На берег выкатилось не менее десятка хохобов. Расположились полукругом и стали словно чего-то ожидать, а, может быть, решили устроить зрелище, повеселиться. И умей смеяться, они, наверное, умирали от смеха, видя, как человек и шестиног-шестирог пытаются освободиться от пут удавчиков.
А Шенька совсем запутался ногорогами, поэтому Олежка решил в первую очередь выручить друга. Сам-то он был оплетён лишь в ногах и у него доставало сил их рвать. Однако трудное это дело: десятки тонких прочных нитей врезались в конечности Шеньки, переплелись.
– Так, Шенечка, так, – приговаривал Олежка, сдвигая с ногорогов друга нитевидные образования удавчиков. Так много этих усатых червяков он видел впервые. – Я тебя брошу в речку. Ты выбирайся на тот берег и жди меня там. А я позову Двадцать Третьего. Ему эти нитки нипочём.
Освобождая друга, Олежка успевал с интересом посматривать и на хохобов, которых так близко видел впервые, если не считать их нападения на него и Шеньку, но тогда рассматривать их не оставалось времени.
Хохобы – обычные для планеты Олежки ногорогие, но не шенькины родичи. У этих и конечностей больше и сами они метра полтора в высоту. И тяжёлые, наверное, так ногороги, служащие им ногами, полностью погрузились в песок. А глаз у них огромный, пожалуй, в них поместится голова Олежки, и светится непонятным для человека бело-голубым светом на фоне кремовых ногорогов. Как будто среди них притаился клубочек летнего облака. Такой у них был глаз.
Наконец, Шенька, шевельнул освобождёнными ногорогами.
– Молодец, Шенечка, – похвалил мальчик его и себя заодно. – Если что, они за тобой не успеют.
В Шеньке килограммов пять, но ногороги у него полые, так что Олежке пришлось его взять в обе руки, чтобы поднять. Хохобы криком отметили его успех. Впрочем, может быть, и разочарование.
Надо сделать так, как учил папа Серёжа. Присесть, потом сильно разогнуть спину и ноги и перебросить ногорогого друга через себя, только так его можно добросить до воды.

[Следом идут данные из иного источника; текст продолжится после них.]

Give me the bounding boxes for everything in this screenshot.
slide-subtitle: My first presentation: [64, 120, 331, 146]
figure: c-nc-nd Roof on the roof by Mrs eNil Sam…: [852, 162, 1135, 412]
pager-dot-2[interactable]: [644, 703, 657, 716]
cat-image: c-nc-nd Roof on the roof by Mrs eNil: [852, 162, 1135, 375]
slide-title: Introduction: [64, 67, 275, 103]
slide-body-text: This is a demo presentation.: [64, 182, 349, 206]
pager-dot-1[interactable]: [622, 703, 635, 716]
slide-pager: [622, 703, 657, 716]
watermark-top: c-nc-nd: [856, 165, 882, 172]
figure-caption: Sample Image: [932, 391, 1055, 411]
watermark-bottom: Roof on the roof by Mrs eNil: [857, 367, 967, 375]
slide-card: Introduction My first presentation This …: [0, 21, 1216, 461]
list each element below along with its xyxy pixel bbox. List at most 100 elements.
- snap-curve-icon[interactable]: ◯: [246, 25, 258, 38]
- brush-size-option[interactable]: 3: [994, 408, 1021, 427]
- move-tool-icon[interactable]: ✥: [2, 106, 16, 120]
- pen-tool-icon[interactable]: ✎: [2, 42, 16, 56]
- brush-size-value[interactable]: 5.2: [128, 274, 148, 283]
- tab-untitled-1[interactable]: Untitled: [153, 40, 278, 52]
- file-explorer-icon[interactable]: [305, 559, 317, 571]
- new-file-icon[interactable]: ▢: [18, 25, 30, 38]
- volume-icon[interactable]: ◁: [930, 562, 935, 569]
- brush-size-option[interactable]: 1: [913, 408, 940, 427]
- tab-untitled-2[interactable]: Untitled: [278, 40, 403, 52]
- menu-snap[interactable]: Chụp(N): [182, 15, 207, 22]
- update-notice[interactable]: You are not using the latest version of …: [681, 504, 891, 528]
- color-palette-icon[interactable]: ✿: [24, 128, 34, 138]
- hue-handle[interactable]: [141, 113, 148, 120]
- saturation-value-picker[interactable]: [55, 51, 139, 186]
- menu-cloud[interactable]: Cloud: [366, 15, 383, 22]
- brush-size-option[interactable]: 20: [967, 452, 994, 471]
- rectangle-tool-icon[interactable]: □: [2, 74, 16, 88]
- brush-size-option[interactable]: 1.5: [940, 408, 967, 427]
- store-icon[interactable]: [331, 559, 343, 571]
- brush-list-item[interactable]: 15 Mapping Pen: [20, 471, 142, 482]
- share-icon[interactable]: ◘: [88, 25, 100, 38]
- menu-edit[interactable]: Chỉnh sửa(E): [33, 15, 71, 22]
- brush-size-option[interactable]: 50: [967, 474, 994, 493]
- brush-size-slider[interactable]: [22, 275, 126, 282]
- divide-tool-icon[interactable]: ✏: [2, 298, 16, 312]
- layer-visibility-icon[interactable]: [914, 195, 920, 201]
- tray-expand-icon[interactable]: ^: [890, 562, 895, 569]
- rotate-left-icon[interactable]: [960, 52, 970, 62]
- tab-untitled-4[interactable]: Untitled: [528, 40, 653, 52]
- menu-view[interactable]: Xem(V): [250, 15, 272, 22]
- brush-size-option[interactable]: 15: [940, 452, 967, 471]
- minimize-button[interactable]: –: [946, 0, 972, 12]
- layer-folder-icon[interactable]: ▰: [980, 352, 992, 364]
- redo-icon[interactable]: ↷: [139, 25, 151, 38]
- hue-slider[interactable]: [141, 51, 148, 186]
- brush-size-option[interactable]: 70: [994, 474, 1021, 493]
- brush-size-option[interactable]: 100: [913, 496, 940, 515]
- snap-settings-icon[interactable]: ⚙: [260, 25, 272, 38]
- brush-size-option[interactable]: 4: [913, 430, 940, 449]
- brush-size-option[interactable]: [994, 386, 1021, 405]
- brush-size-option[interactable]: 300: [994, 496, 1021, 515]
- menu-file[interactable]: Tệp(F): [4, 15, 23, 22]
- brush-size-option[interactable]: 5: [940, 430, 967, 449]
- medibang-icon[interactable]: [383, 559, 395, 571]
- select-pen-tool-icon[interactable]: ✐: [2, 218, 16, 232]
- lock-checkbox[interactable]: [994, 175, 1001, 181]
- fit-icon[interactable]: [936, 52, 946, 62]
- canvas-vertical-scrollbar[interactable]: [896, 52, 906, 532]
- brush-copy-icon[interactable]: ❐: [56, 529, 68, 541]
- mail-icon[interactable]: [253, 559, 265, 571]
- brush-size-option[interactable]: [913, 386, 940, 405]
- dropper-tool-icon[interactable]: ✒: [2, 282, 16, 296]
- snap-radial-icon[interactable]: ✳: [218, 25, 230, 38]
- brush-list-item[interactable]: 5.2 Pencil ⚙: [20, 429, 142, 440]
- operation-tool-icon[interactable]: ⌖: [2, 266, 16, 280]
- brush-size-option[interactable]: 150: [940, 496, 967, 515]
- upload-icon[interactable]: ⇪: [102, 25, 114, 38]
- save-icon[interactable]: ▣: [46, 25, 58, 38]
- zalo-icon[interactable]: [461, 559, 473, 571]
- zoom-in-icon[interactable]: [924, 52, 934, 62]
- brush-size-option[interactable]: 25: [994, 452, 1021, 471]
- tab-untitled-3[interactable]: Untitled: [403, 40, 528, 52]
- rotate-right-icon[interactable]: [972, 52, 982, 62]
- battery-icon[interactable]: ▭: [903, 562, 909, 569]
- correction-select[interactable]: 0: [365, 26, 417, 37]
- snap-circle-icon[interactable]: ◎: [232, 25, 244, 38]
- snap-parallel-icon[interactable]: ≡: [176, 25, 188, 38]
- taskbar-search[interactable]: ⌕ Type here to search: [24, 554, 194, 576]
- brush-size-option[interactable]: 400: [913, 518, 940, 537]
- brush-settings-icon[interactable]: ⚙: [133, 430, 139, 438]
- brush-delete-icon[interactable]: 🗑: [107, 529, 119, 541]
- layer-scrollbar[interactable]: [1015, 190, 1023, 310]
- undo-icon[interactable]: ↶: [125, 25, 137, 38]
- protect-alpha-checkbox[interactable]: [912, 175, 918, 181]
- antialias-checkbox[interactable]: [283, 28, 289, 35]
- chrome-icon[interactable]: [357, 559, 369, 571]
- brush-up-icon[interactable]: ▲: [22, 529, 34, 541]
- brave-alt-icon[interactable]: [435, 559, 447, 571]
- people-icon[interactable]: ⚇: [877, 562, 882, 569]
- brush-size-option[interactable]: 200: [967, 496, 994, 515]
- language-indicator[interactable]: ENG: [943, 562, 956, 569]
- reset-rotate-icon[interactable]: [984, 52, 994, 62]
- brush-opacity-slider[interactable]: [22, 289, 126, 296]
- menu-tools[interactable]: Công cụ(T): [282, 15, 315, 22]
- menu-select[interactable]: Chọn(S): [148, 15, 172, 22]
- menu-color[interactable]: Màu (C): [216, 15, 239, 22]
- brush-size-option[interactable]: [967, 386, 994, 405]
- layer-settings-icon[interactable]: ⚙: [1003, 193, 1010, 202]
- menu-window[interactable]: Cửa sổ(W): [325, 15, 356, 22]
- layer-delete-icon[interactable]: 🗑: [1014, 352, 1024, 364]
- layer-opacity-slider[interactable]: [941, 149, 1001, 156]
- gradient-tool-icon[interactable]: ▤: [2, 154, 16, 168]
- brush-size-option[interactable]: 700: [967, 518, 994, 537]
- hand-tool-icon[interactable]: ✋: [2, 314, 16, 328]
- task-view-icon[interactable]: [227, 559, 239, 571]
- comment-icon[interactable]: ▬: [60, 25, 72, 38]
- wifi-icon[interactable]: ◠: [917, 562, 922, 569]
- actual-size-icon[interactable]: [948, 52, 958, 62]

Шенька в полёте вначале прижал конечности, уменьшая сопротивление воздуха, а перед самым падением выпустил их. Упал в воду, даже брызг не поднял. И поплыл к берегу.
– Быстрее, Шенька!.. Двадцать Третий, ко мне!
Биоробот побежал на зов, не разбирая дороги. Споткнулся перед самой речкой и с маху упал в воду. Забарахтался, захлестнув волной Шеньку. В это время, разгоняя удавчиков, толпа хохобов двинулась на Олежку, выставив перед собой самые большие ногороги.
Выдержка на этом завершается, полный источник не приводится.